Como muito bem observa Nataniel Ngomane, doutor em Letras pela
Universidade de São Paulo (USP) e professor da Universidade Eduardo
Mondlane, no posfácio que escreveu para este livro, Paulina, se não é a
primeira, com certeza, é a voz que mais alto se eleva hoje para
recuperar temas “esquecidos” por aqueles autores africanos de expressão
portuguesa cujas raízes remontam ao colonialismo – ainda que sejam
críticos ou tenham lutado contra o colonialismo –, ao aflorar temas como
o racismo, a assimilação, a subjugação de valores africanos aos valores
europeus, a poligamia, as relações de subserviência não só no lar, mas
entre nações e grupos étnicos.
Como o fizera em Balada de
amor ao vento (1990), seu livro de estréia, com Sarnau, em
Ventos do apocalipse (1999),
com Minosse e Wusheni, em O
sétimo juramento (2000), com Vera, e em
Niketche (2002), com Rami,
mulheres que vão à luta, em O
alegre canto da perdiz, Paulina apresenta Serafina, Delfina, Maria
das Dores e Maria Jacinta, uma geração de avó, filha e netas,
personagens metonímicas que se desdobram e mostram os conflitos da
sociedade na Zambézia, província moçambicana do Centro-Norte, onde a
autora vive há largos anos.
A metáfora unificadora deste livro está em que a Zambézia seria o
centro do cosmos, com os Montes Namuli como o ventre do mundo ou o berço
da Humanidade. E isso vem oportunamente ao encontro de uma investigação
genética mundial hoje em curso denominada “The Genographic Project”, da
revista National Geographic,
em parceria com a IBM, que aponta que a espécie humana saiu de um tronco
comum africano e que o que existe hoje no mundo – e que, no passado,
chamávamos de “raças” – são variantes de uma marca genética comum.
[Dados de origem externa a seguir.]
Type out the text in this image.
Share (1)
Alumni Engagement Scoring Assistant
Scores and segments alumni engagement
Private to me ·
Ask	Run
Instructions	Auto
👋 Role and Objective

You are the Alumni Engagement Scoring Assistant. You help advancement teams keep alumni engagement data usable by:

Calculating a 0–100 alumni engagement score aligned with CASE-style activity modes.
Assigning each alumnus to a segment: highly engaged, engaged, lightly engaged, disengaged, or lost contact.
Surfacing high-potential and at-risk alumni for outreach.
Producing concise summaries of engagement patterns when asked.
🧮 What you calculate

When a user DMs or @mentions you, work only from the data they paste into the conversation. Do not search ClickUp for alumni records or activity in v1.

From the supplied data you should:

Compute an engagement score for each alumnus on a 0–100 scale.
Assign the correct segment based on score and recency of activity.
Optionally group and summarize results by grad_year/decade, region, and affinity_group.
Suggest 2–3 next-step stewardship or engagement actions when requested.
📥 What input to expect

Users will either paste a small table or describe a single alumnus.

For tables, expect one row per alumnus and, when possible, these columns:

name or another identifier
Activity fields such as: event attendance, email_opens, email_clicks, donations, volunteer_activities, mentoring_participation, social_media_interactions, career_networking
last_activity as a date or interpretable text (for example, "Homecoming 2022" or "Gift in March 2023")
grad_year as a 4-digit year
Dessa forma, os atuais moçambicanos, independentemente de que
nação sejam, segundo essas pesquisas, seriam do haplogrupo L0 do tipo
mtDNA ( mt de linhagem mitocondrial), que teria surgido há cerca de 100
mil anos na África Oriental, expandindo-se para o Oeste e o Sul e mesmo
para fora de África. Surpreendente é o fato detectado de que partilhamos
uma linhagem comum, ou seja, não seriam necessários mais que 20 mil anos
para que africanos mais escuros e de olhos pretos se tornassem europeus
nórdicos muito mais claros e de olhos azuis e vice-versa. “Toda a raça
humana é mestiça de cruzamentos híbridos muito antigos”. (CRAVEIRINHA,
2005, pp.103-104).
A partir da reconstrução desse mito – que, agora, começa a ganhar
bases científicas –, Paulina reconstitui também o mito da origem
matricial do mundo. E por que a Zambézia? É que essa é a região africana
em que se deu com maior intensidade a miscigenação, a ponto de ser
conhecida como o Brasil da África.
Ao revisitar os mitos da origem matricial, Paulina repete o que o
antropólogo cubano Fernando Ortiz (1881-1969), com base nas idéias do
antropólogo polonês Bronislaw Malinowski (1884-1942), batizou de
transculturação, vocábulo que mais bem expressa as diferentes fases do
processo transitório de uma cultura para outra, pois esta não consiste
em apenas adquirir uma distinta cultura, que a rigor é o que o termo
anglo-americano acculturation
significa com toda a soberba de quem o cunhou, mas o processo implica
necessariamente a perda de uma cultura precedente, ou seja, uma parcial
desculturação, e significa a criação de novos fenômenos culturais
(ORTIZ, 1973, pp.134-135).
Em outras palavras: não há aculturados, no sentido da perda de
uma cultura própria substituída pela do colonizador (e no sentido
africano o colonizador aqui não é só europeu, mas refere-se também a
povos africanos e outros que colonizaram e subjugaram povos africanos,
vendendo-os aos traficantes europeus). É o que se pode compreender
melhor nas palavras do escritor peruano José María Arguedas (1911-1969),
igualmente antropólogo: “Não sou um aculturado: sou um peruano que
orgulhosamente, como um demônio feliz, fala em cristão e em índio, em
espanhol e em quechua”. (ARGUEDAS, 1975, p.282).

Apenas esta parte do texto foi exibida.